I was walking through the National Gallery recently when I came across Jan Trek’s Still Life (1648) painting with its atmospheric rendering of ephemera. Within it sits a skull, some books, manuscripts, the helmet of a suit of armour and other such seemingly random objects. I had been thinking about similar paintings for some time, not least because several books of interest (specifically Robert Burton’s The Anatomy of Melancholy and La Rochfoucauld’s Maxims) had used similar paintings of such objects, often called a Vanitas, for their cover artwork. The paintings are part of a visual collection of works which examine the transience of life and the absurdity of worldly possessions by placing a variety of objects into a chaotic combination of textures and contrasts. The paintings and the writing are dealing with the same themes (the “Vanity of vanities” as the term, Vanitas, was coined from Ecclesiastes) but, aside from concluding that it was an ideal I wanted myself to transpose into writing, I began to think of how other forms, especially film, could address this. The first name that came to mind after some time was Margaret Tait.
Tait’s work has often sought poetry in the most everyday of places. Her room and houses, the streets in the cities where she lived, and even her own family members were all quaint raw material for accessing a playful sense of portraiture. Her work is almost that of a diarist in its earnest capture of the world around her, building an incredibly intimate portrait of herself over a number of short films, albeit rarely actually featuring on screen. Searching through her films available online, especially on the excellent Moving Image archive, I came across her short film, My Room (1951), which seems to me to get close to a more innocent sense of Vanitas, acknowledging the portrait that could be created by showing the objects we choose to keep around us at least.
My Room is a very short film, barely hitting the two minute mark, and yet I find something wordlessly interesting in it, perhaps more so than her longer films, especially those which overtly poeticise the visuals via voice-over. The film is one of her earliest works, made when she was a student in Rome and probably merely an experiment to test out the 16mm camera rather than to explore anything specifically thematic. Yet Tait accidently captures herself by filming the objects in her room even if it really is just a camera test. She opens with filming her possessions; a pile of books sat on top of a multitude of suitcases. Already we know that the space we’re in is either that of a traveller or someone who is far from home. The place is warm as there are sandals on the floor with sun streaming in onto the tiles. Cans of film, photographic and cinema stock, are equally piled up whilst an editing machine, marker pencils and even a dark-room bulb can all be seen. It’s the cinematic equivalent of a portrait of an artist as a young woman if anything.

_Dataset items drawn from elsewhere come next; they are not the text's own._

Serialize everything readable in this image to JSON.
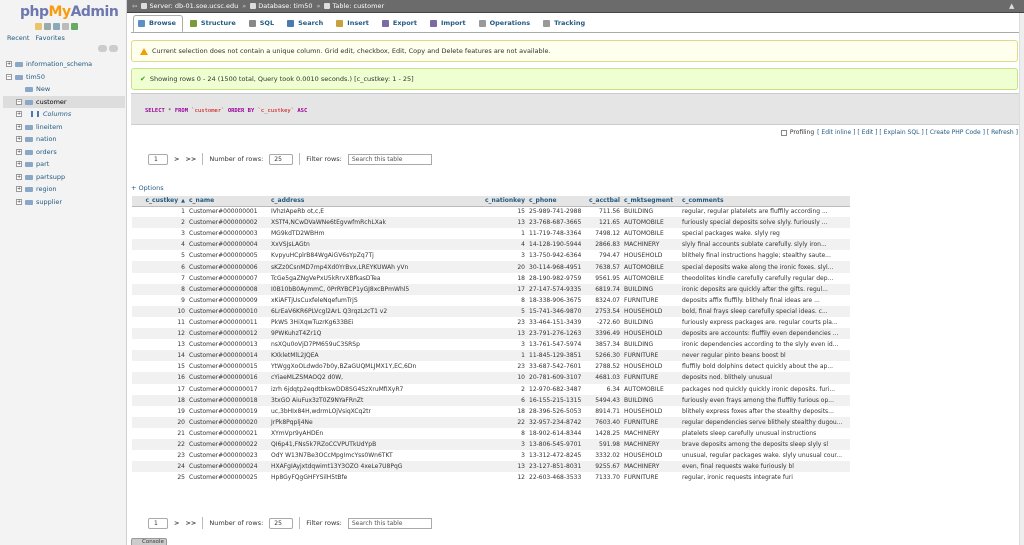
{
  "logo": {
    "php": "php",
    "my": "My",
    "admin": "Admin"
  },
  "nav": {
    "tab_recent": "Recent",
    "tab_favorites": "Favorites",
    "tree": [
      {
        "label": "information_schema",
        "level": 0,
        "expander": "+"
      },
      {
        "label": "tim50",
        "level": 0,
        "expander": "−"
      },
      {
        "label": "New",
        "level": 1,
        "expander": ""
      },
      {
        "label": "customer",
        "level": 1,
        "expander": "−",
        "selected": true
      },
      {
        "label": "Columns",
        "level": 2,
        "expander": "+"
      },
      {
        "label": "lineitem",
        "level": 1,
        "expander": "+"
      },
      {
        "label": "nation",
        "level": 1,
        "expander": "+"
      },
      {
        "label": "orders",
        "level": 1,
        "expander": "+"
      },
      {
        "label": "part",
        "level": 1,
        "expander": "+"
      },
      {
        "label": "partsupp",
        "level": 1,
        "expander": "+"
      },
      {
        "label": "region",
        "level": 1,
        "expander": "+"
      },
      {
        "label": "supplier",
        "level": 1,
        "expander": "+"
      }
    ]
  },
  "breadcrumb": {
    "server": "Server: db-01.soe.ucsc.edu",
    "database": "Database: tim50",
    "table": "Table: customer"
  },
  "tabs": [
    {
      "label": "Browse",
      "name": "tab-browse",
      "active": true,
      "color": "#5b8fc6"
    },
    {
      "label": "Structure",
      "name": "tab-structure",
      "color": "#7a9a3a"
    },
    {
      "label": "SQL",
      "name": "tab-sql",
      "color": "#888888"
    },
    {
      "label": "Search",
      "name": "tab-search",
      "color": "#4a7bb0"
    },
    {
      "label": "Insert",
      "name": "tab-insert",
      "color": "#c8a040"
    },
    {
      "label": "Export",
      "name": "tab-export",
      "color": "#7b6aa8"
    },
    {
      "label": "Import",
      "name": "tab-import",
      "color": "#7b6aa8"
    },
    {
      "label": "Operations",
      "name": "tab-operations",
      "color": "#999999"
    },
    {
      "label": "Tracking",
      "name": "tab-tracking",
      "color": "#999999"
    }
  ],
  "messages": {
    "warning": "Current selection does not contain a unique column. Grid edit, checkbox, Edit, Copy and Delete features are not available.",
    "success": "Showing rows 0 - 24 (1500 total, Query took 0.0010 seconds.) [c_custkey: 1 - 25]"
  },
  "sql": {
    "kw1": "SELECT",
    "star": " * ",
    "kw2": "FROM",
    "table": " `customer` ",
    "kw3": "ORDER BY",
    "col": " `c_custkey` ",
    "kw4": "ASC"
  },
  "profiling": {
    "label": "Profiling",
    "links": "[ Edit inline ] [ Edit ] [ Explain SQL ] [ Create PHP Code ] [ Refresh ]"
  },
  "pager": {
    "page": "1",
    "next": ">",
    "last": ">>",
    "rows_label": "Number of rows:",
    "rows_value": "25",
    "filter_label": "Filter rows:",
    "filter_placeholder": "Search this table"
  },
  "options_label": "+ Options",
  "table": {
    "headers": [
      "c_custkey",
      "c_name",
      "c_address",
      "c_nationkey",
      "c_phone",
      "c_acctbal",
      "c_mktsegment",
      "c_comments"
    ],
    "sort_arrow": "▲",
    "rows": [
      [
        "1",
        "Customer#000000001",
        "IVhzIApeRb ot,c,E",
        "15",
        "25-989-741-2988",
        "711.56",
        "BUILDING",
        "regular, regular platelets are fluffily according ..."
      ],
      [
        "2",
        "Customer#000000002",
        "XSTf4,NCwDVaWNe6tEgvwfmRchLXak",
        "13",
        "23-768-687-3665",
        "121.65",
        "AUTOMOBILE",
        "furiously special deposits solve slyly. furiously ..."
      ],
      [
        "3",
        "Customer#000000003",
        "MG9kdTD2WBHm",
        "1",
        "11-719-748-3364",
        "7498.12",
        "AUTOMOBILE",
        "special packages wake. slyly reg"
      ],
      [
        "4",
        "Customer#000000004",
        "XxVSJsLAGtn",
        "4",
        "14-128-190-5944",
        "2866.83",
        "MACHINERY",
        "slyly final accounts sublate carefully. slyly iron..."
      ],
      [
        "5",
        "Customer#000000005",
        "KvpyuHCplrB84WgAiGV6sYpZq7Tj",
        "3",
        "13-750-942-6364",
        "794.47",
        "HOUSEHOLD",
        "blithely final instructions haggle; stealthy saute..."
      ],
      [
        "6",
        "Customer#000000006",
        "sKZz0CsnMD7mp4Xd0YrBvx,LREYKUWAh yVn",
        "20",
        "30-114-968-4951",
        "7638.57",
        "AUTOMOBILE",
        "special deposits wake along the ironic foxes. slyl..."
      ],
      [
        "7",
        "Customer#000000007",
        "TcGe5gaZNgVePxU5kRrvXBfkasDTea",
        "18",
        "28-190-982-9759",
        "9561.95",
        "AUTOMOBILE",
        "theodolites kindle carefully carefully regular dep..."
      ],
      [
        "8",
        "Customer#000000008",
        "I0B10bB0AymmC, 0PrRYBCP1yGJ8xcBPmWhl5",
        "17",
        "27-147-574-9335",
        "6819.74",
        "BUILDING",
        "ironic deposits are quickly after the gifts. regul..."
      ],
      [
        "9",
        "Customer#000000009",
        "xKiAFTjUsCuxfeleNqefumTrjS",
        "8",
        "18-338-906-3675",
        "8324.07",
        "FURNITURE",
        "deposits affix fluffily. blithely final ideas are ..."
      ],
      [
        "10",
        "Customer#000000010",
        "6LrEaV6KR6PLVcgl2ArL Q3rqzLzcT1 v2",
        "5",
        "15-741-346-9870",
        "2753.54",
        "HOUSEHOLD",
        "bold, final frays sleep carefully special ideas. c..."
      ],
      [
        "11",
        "Customer#000000011",
        "PkWS 3HiXqwTuzrKg633BEi",
        "23",
        "33-464-151-3439",
        "-272.60",
        "BUILDING",
        "furiously express packages are. regular courts pla..."
      ],
      [
        "12",
        "Customer#000000012",
        "9PWKuhzT4Zr1Q",
        "13",
        "23-791-276-1263",
        "3396.49",
        "HOUSEHOLD",
        "deposits are accounts: fluffily even dependencies ..."
      ],
      [
        "13",
        "Customer#000000013",
        "nsXQu0oVjD7PM659uC3SRSp",
        "3",
        "13-761-547-5974",
        "3857.34",
        "BUILDING",
        "ironic dependencies according to the slyly even id..."
      ],
      [
        "14",
        "Customer#000000014",
        "KXkletMlL2JQEA",
        "1",
        "11-845-129-3851",
        "5266.30",
        "FURNITURE",
        "never regular pinto beans boost bl"
      ],
      [
        "15",
        "Customer#000000015",
        "YtWggXoOLdwdo7b0y,BZaGUQMLJMX1Y,EC,6Dn",
        "23",
        "33-687-542-7601",
        "2788.52",
        "HOUSEHOLD",
        "fluffily bold dolphins detect quickly about the ap..."
      ],
      [
        "16",
        "Customer#000000016",
        "cYiaeMLZSMAOQ2 d0W,",
        "10",
        "20-781-609-3107",
        "4681.03",
        "FURNITURE",
        "deposits nod. blithely unusual"
      ],
      [
        "17",
        "Customer#000000017",
        "izrh 6jdqtp2eqdtbkswDD8SG4SzXruMfIXyR7",
        "2",
        "12-970-682-3487",
        "6.34",
        "AUTOMOBILE",
        "packages nod quickly quickly ironic deposits. furi..."
      ],
      [
        "18",
        "Customer#000000018",
        "3txGO AiuFux3zT0Z9NYaFRnZt",
        "6",
        "16-155-215-1315",
        "5494.43",
        "BUILDING",
        "furiously even frays among the fluffily furious op..."
      ],
      [
        "19",
        "Customer#000000019",
        "uc,3bHIx84H,wdrmLOjVsiqXCq2tr",
        "18",
        "28-396-526-5053",
        "8914.71",
        "HOUSEHOLD",
        "blithely express foxes after the stealthy deposits..."
      ],
      [
        "20",
        "Customer#000000020",
        "JrPk8Pqplj4Ne",
        "22",
        "32-957-234-8742",
        "7603.40",
        "FURNITURE",
        "regular dependencies serve blithely stealthy dugou..."
      ],
      [
        "21",
        "Customer#000000021",
        "XYmVpr9yAHDEn",
        "8",
        "18-902-614-8344",
        "1428.25",
        "MACHINERY",
        "platelets sleep carefully unusual instructions"
      ],
      [
        "22",
        "Customer#000000022",
        "QI6p41,FNs5k7RZoCCVPUTkUdYpB",
        "3",
        "13-806-545-9701",
        "591.98",
        "MACHINERY",
        "brave deposits among the deposits sleep slyly sl"
      ],
      [
        "23",
        "Customer#000000023",
        "OdY W13N7Be3OCcMpgImcYss0Wn6TKT",
        "3",
        "13-312-472-8245",
        "3332.02",
        "HOUSEHOLD",
        "unusual, regular packages wake. slyly unusual cour..."
      ],
      [
        "24",
        "Customer#000000024",
        "HXAFgIAyjxtdqwimt13Y3OZO 4xeLe7U8PqG",
        "13",
        "23-127-851-8031",
        "9255.67",
        "MACHINERY",
        "even, final requests wake furiously bl"
      ],
      [
        "25",
        "Customer#000000025",
        "Hp8GyFQgGHFYSilH5tBfe",
        "12",
        "22-603-468-3533",
        "7133.70",
        "FURNITURE",
        "regular, ironic requests integrate furi"
      ]
    ]
  },
  "console_label": "Console"
}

The film reels spool out into bands, almost resembling flowers, seemingly kept in jars and on tables. It’s as chaotic as any of the Vanitas paintings, albeit without the skulls or other ominous signs of death to come. The difference of course is that, within the moving image, the sense of loss found in the paintings is virtually impossible to recreate. The movement alone breathes life into the images; especially in with feeling that Tait has just filmed her room in the middle of the day with objects sat around as they are (and in use). There is not the feeling that the owner of such objects has died, unlike in the Vanitas paintings which heavily imply that the owner (usually the skull) is now part of the vast collection of things that they gathered in their lifetime.

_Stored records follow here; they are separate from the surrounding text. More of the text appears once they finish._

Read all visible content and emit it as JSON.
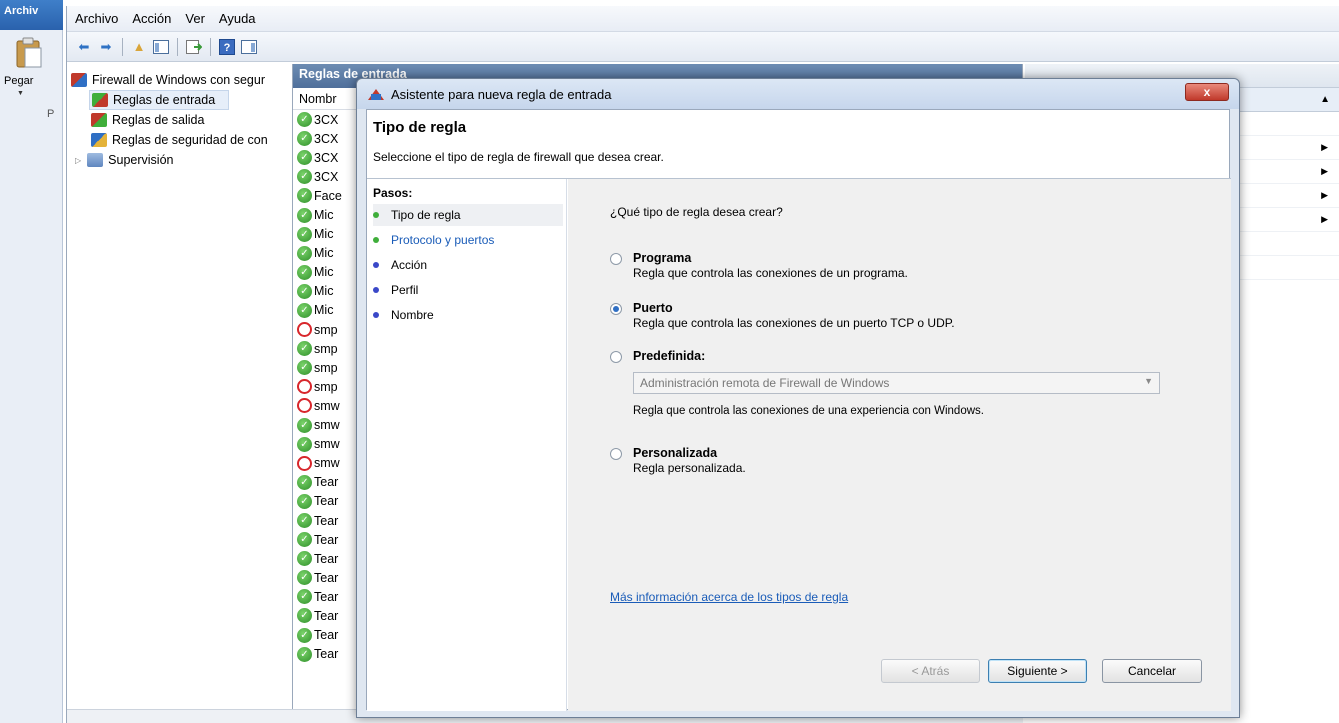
{
  "word": {
    "file_tab": "Archiv",
    "paste_label": "Pegar",
    "clipboard_initial": "P"
  },
  "mmc": {
    "menu": [
      "Archivo",
      "Acción",
      "Ver",
      "Ayuda"
    ],
    "tree": {
      "root": "Firewall de Windows con segur",
      "items": [
        "Reglas de entrada",
        "Reglas de salida",
        "Reglas de seguridad de con",
        "Supervisión"
      ]
    },
    "list": {
      "header": "Reglas de entrada",
      "column": "Nombr",
      "rows": [
        {
          "text": "3CX",
          "status": "allow"
        },
        {
          "text": "3CX",
          "status": "allow"
        },
        {
          "text": "3CX",
          "status": "allow"
        },
        {
          "text": "3CX",
          "status": "allow"
        },
        {
          "text": "Face",
          "status": "allow"
        },
        {
          "text": "Mic",
          "status": "allow"
        },
        {
          "text": "Mic",
          "status": "allow"
        },
        {
          "text": "Mic",
          "status": "allow"
        },
        {
          "text": "Mic",
          "status": "allow"
        },
        {
          "text": "Mic",
          "status": "allow"
        },
        {
          "text": "Mic",
          "status": "allow"
        },
        {
          "text": "smp",
          "status": "block"
        },
        {
          "text": "smp",
          "status": "allow"
        },
        {
          "text": "smp",
          "status": "allow"
        },
        {
          "text": "smp",
          "status": "block"
        },
        {
          "text": "smw",
          "status": "block"
        },
        {
          "text": "smw",
          "status": "allow"
        },
        {
          "text": "smw",
          "status": "allow"
        },
        {
          "text": "smw",
          "status": "block"
        },
        {
          "text": "Tear",
          "status": "allow"
        },
        {
          "text": "Tear",
          "status": "allow"
        },
        {
          "text": "Tear",
          "status": "allow"
        },
        {
          "text": "Tear",
          "status": "allow"
        },
        {
          "text": "Tear",
          "status": "allow"
        },
        {
          "text": "Tear",
          "status": "allow"
        },
        {
          "text": "Tear",
          "status": "allow"
        },
        {
          "text": "Tear",
          "status": "allow"
        },
        {
          "text": "Tear",
          "status": "allow"
        },
        {
          "text": "Tear",
          "status": "allow"
        }
      ]
    }
  },
  "wizard": {
    "title": "Asistente para nueva regla de entrada",
    "close_label": "x",
    "heading": "Tipo de regla",
    "description": "Seleccione el tipo de regla de firewall que desea crear.",
    "steps_label": "Pasos:",
    "steps": [
      {
        "label": "Tipo de regla",
        "dot_color": "#3fae3a",
        "text_color": "#000000"
      },
      {
        "label": "Protocolo y puertos",
        "dot_color": "#3fae3a",
        "text_color": "#1a5cb8"
      },
      {
        "label": "Acción",
        "dot_color": "#3a48c8",
        "text_color": "#000000"
      },
      {
        "label": "Perfil",
        "dot_color": "#3a48c8",
        "text_color": "#000000"
      },
      {
        "label": "Nombre",
        "dot_color": "#3a48c8",
        "text_color": "#000000"
      }
    ],
    "question": "¿Qué tipo de regla desea crear?",
    "options": [
      {
        "title": "Programa",
        "desc": "Regla que controla las conexiones de un programa.",
        "checked": false
      },
      {
        "title": "Puerto",
        "desc": "Regla que controla las conexiones de un puerto TCP o UDP.",
        "checked": true
      },
      {
        "title": "Predefinida:",
        "desc": "",
        "checked": false
      },
      {
        "title": "Personalizada",
        "desc": "Regla personalizada.",
        "checked": false
      }
    ],
    "predefined_value": "Administración remota de Firewall de Windows",
    "predefined_desc": "Regla que controla las conexiones de una experiencia con Windows.",
    "more_info": "Más información acerca de los tipos de regla",
    "buttons": {
      "back": "< Atrás",
      "next": "Siguiente >",
      "cancel": "Cancelar"
    }
  }
}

I think Tait comes as close as any filmmaker to exploring this Vanitas potential in film even if by accident and highlighting why the medium doesn’t quite fit the form. Like so many of Tait’s films, life is there being lived to its fullest. It is not backwards looking nor concerned with anything but the now (the best example of this being A Portrait of Ga). It gives a sense of vitality to her work, that the filming was essentially “of the moment” so as to capture the rhythm of being alive as much as for any sense of prosperity. Looking backwards comes afterwards in Tait’s work, never influencing the moment when it was first made. La Rochefoucauld wrote that “Neither the sun nor death can be looked at with a steady eye.” Such a statement highlights the considerations that underpin Vanitas paintings perfectly. For an artist like Tait, however, neither aspect is given consideration and why should it be when the sun gleams so warmly and happily on the terracotta tiles of a Rome apartment?